Day 257

There is no need for the sleeping pills any more. I can sleep now.

This evening I even dressed up and attended a farewell party for my dearest friend. She will move to another country after a month. Another Adieu. The venue was just across the road from his school and was filled with young adults and their parents. A few of his teachers were there too. It was a warm evening with a gentle breeze. There was light in the sky till just before 10 pm.

Standing in a circle my friends talked about the kids being home during the summer holidays. I had nothing to contribute to that conversation. I watched my mind going into rewind mode.

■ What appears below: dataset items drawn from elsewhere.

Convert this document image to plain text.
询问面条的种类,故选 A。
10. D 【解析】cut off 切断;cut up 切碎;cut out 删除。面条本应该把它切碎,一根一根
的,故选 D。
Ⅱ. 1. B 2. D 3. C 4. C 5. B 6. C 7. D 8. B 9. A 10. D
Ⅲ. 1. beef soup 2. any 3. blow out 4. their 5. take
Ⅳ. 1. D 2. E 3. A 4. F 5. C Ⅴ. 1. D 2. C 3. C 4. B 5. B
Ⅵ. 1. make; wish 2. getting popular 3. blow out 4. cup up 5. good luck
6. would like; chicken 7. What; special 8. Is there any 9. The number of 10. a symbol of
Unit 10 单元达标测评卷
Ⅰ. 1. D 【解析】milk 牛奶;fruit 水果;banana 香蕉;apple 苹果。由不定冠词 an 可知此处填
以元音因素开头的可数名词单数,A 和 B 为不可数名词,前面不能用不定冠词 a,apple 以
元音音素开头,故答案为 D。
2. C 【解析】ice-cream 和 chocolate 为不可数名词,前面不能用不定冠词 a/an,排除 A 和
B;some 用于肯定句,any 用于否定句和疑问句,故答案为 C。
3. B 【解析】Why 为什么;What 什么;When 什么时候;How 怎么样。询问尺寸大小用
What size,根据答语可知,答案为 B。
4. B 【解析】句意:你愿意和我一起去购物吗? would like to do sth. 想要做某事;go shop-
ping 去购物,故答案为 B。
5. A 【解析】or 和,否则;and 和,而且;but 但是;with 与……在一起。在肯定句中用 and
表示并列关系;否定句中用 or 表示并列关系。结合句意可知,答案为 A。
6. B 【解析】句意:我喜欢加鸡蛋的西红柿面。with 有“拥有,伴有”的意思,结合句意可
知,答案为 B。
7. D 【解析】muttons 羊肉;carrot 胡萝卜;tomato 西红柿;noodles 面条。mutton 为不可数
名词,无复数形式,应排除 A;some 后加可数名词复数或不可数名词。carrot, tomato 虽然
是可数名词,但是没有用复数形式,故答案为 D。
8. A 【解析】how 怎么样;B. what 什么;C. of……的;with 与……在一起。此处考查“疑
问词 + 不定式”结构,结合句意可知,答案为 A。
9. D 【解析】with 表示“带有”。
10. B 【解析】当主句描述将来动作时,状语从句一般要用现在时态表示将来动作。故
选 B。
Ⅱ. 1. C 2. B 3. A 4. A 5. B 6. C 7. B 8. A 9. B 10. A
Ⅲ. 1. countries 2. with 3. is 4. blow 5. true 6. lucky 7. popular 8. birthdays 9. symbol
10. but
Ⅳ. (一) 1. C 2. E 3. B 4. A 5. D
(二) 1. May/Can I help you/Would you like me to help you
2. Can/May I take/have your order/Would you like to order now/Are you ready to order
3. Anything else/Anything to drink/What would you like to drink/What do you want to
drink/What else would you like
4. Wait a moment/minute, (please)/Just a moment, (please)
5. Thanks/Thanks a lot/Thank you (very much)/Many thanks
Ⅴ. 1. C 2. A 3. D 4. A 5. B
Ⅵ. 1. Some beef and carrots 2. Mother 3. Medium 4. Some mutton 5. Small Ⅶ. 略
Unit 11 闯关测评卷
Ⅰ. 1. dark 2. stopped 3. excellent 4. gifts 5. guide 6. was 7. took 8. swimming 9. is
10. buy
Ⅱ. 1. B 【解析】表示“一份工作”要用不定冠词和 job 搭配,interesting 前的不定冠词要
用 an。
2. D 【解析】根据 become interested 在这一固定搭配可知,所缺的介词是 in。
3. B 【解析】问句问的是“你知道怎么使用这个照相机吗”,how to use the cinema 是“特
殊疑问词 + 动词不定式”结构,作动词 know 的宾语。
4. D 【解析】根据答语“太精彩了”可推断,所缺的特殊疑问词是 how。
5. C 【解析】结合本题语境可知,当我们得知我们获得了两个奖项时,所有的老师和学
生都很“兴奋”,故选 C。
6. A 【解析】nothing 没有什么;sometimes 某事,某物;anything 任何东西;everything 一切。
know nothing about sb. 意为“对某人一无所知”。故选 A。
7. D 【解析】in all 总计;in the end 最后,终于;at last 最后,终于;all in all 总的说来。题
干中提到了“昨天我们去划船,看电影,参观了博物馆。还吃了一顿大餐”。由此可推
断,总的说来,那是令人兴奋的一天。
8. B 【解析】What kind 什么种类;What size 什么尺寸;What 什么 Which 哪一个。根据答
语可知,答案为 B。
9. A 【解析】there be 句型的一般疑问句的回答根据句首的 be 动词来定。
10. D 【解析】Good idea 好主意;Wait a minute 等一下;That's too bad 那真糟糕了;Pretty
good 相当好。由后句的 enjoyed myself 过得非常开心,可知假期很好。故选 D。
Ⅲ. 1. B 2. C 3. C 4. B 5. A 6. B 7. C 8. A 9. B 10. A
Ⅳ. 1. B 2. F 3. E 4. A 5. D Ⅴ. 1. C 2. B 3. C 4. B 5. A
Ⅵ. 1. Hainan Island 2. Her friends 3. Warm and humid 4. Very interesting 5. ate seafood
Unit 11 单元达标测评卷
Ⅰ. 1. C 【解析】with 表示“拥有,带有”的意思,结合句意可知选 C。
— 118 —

This time last year he …… Kew Gardens ….. cycling ….. Brussels….

Little daggers are punched into my heart several times a day – being at the railway station at least twice everyday, walking past the GP surgery, discovering his prescription in the heap of papers long awaiting sorting out, finding an errant letter trying to sell a credit card addressed to him in the post.

On the surface, things are starting to look ‘normal’, but the little daggers work away diligently in the background.

This is an excerpt from a poem shared on Facebook by another grieving Mum – “Son” written by the Russian poet Pavel Antokolsky, a year after the death of his 18 year old son Lieutenant Vladimir Antokolovsky, killed in action on June 6th,1942…

Farewell then my son. Farewell then my conscience. 
My youth and my solace my one and my only. 

And let this farewell be the end of a story, 
Of solitude vast and which none is more lonely. 
In which you remain, barred forever and ever, 
From light and from air, with your death pangs untold. 
Untold and unsoothed,not to be resurrected. 
Forever and ever, an 18 year old. 

Farewell then, no trains ever come from those regions 
Unscheduled or scheduled, no aeroplanes fly there. 
Farewell then my son, for no miracles happen, 
As in this world dreams do not come true. 

Farewell… 

I will dream of you still as a baby, 
Treading the earth with little strong toes, 
The earth where already so many lie buried. 
This song to my son, is come to its close.